Because the repeats in Tulip fields mean that some of the design would not show up well on a gathered, smocked dress for a 16 inch doll, I decided that the style of dress to use was the late Ted Menten's pinafore dress pattern, which I have sewn several times before (most recently for the Raffle prize I made for the Sasha Celebration Weekend 2019). I adjusted the pattern very slightly to ensure that the windmills beside the side seams wouldn't have their sails clipped by the seams, which means the dress is a fraction wider than originally designed. As usual, I stitched the dress with a lining, so it was sewn inside out then turned about. This meant that the back needed to have a seam up the centre rather than be all one panel. I managed to pattern match the over shoulder straps as well, carefully positioning the mice and the tulips when cutting the fabric.

Shoulder straps pattern matching
(could be re-positioned a bit by moving the snap fasteners)
Some weeks ago in Sewing Bee (UK TV programme) the contestants were asked to machine smock a child's dress. In a Sasha Doll group on social media there was a flurry of discussion comparing machine smocking unfavourably with the exquisite detail of hand smocked dresses made for Sasha dolls, and suggesting that one of the Sewing Bee challenges could be sewing clothes for 16 inch dolls - a tougher challenge than sewing for young children!

My cousin gave me two Sewing Bee inspired birthday gifts recently - four pattern weights and a small handheld travel iron for pressing tiny clothes. I made good use of both when cutting out and making the Windmills and Tulips dress for Florence.
 
Using the pattern weights just before
cutting the lining fabric from the stitched together patterned fabric
On Sewing Bee a recurring reminder from the judges is to make sure that pattern matches are carefully handled on seams to make sure the resulting garment looks right, it is amazing how a misaligned design in the pattern across seams really jumps out and spoils the look of an otherwise well made item.

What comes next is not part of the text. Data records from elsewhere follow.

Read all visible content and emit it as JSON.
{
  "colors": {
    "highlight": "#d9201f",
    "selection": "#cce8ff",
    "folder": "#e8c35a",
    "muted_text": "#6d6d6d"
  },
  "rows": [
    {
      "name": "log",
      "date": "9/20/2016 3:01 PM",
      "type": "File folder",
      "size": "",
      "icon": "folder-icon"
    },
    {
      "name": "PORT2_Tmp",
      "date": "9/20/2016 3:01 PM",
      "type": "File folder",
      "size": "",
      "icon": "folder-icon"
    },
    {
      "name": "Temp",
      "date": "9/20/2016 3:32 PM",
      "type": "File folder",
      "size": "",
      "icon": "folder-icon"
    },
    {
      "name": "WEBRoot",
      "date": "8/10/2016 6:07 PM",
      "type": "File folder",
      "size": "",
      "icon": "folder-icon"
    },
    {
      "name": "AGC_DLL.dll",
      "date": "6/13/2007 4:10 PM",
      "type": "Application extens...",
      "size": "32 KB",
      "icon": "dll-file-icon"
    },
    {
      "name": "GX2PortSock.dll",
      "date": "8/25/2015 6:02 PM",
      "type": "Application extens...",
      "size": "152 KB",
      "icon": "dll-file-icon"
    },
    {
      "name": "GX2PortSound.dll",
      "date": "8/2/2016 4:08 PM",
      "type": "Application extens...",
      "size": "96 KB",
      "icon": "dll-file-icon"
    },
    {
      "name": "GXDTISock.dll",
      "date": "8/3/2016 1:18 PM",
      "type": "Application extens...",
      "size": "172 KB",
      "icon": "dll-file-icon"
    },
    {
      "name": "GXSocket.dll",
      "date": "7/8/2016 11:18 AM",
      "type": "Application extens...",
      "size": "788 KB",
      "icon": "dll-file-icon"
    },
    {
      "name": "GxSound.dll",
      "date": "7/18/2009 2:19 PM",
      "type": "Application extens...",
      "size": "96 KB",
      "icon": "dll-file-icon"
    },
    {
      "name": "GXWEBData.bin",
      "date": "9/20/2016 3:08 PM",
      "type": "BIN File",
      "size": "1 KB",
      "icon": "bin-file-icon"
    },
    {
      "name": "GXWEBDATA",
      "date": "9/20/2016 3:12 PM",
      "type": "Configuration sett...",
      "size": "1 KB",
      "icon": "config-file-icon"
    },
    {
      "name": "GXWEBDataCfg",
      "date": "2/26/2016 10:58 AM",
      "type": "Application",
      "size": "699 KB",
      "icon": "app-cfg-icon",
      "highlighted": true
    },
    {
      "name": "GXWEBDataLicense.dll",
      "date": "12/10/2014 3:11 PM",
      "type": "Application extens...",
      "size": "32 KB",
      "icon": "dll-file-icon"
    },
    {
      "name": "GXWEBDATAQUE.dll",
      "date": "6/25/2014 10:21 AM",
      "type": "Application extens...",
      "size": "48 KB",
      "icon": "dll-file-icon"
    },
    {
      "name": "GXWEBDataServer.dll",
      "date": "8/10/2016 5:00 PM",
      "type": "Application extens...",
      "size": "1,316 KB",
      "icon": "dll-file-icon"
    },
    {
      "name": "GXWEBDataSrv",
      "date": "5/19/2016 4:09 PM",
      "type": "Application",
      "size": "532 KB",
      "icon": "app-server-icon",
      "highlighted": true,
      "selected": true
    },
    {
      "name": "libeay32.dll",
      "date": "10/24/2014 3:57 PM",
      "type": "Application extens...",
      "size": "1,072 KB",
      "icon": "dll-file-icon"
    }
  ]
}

On a small scale this problem is even more acute, so I did my best with the side and back seams, the back seam is almost perfect until the very top and the sides came out okay.

Windmills on either side of the side seam

The other side seam with matching windmills

The centre back seam almost perfectly pattern matched
The finished dress worked well over a light blue t-shirt I had bought at the Chat 'n Snap in October 2019 (Dollydoodles), the shoes were made by Rosemarie Shortell. I used a wide hair ribbon for a headband. Florence is standing with the Tulips and clogs I brought back from Delft (not Amsterdam which we had visited the day before) in 2018 and the Windmill and canal scene built using Nano blocks by my younger daughter. The three pots of tulips are displayed on a decoupage box decorated and given to me in 2017 by Alison, one of my earliest school friends (whose grandmother knitted me a doll and several outfits for my 6th birthday, sadly a doll I don't have any more).
Florence in her Tulips and Windmills dress
with tulips and clogs from Delft, and the Nano blocks windmill
It was good to do a bit of doll sewing again.


Monday, 30 March 2020

Llama jacket for Maciak and Kruseling dolls

I enjoy doing miniature knitting. I've previously designed a miniature sweater/cardigan and hat for my Heather Maciak dolls Jenny and Lexie and shared the patterns on Ravelry (sweater and hat).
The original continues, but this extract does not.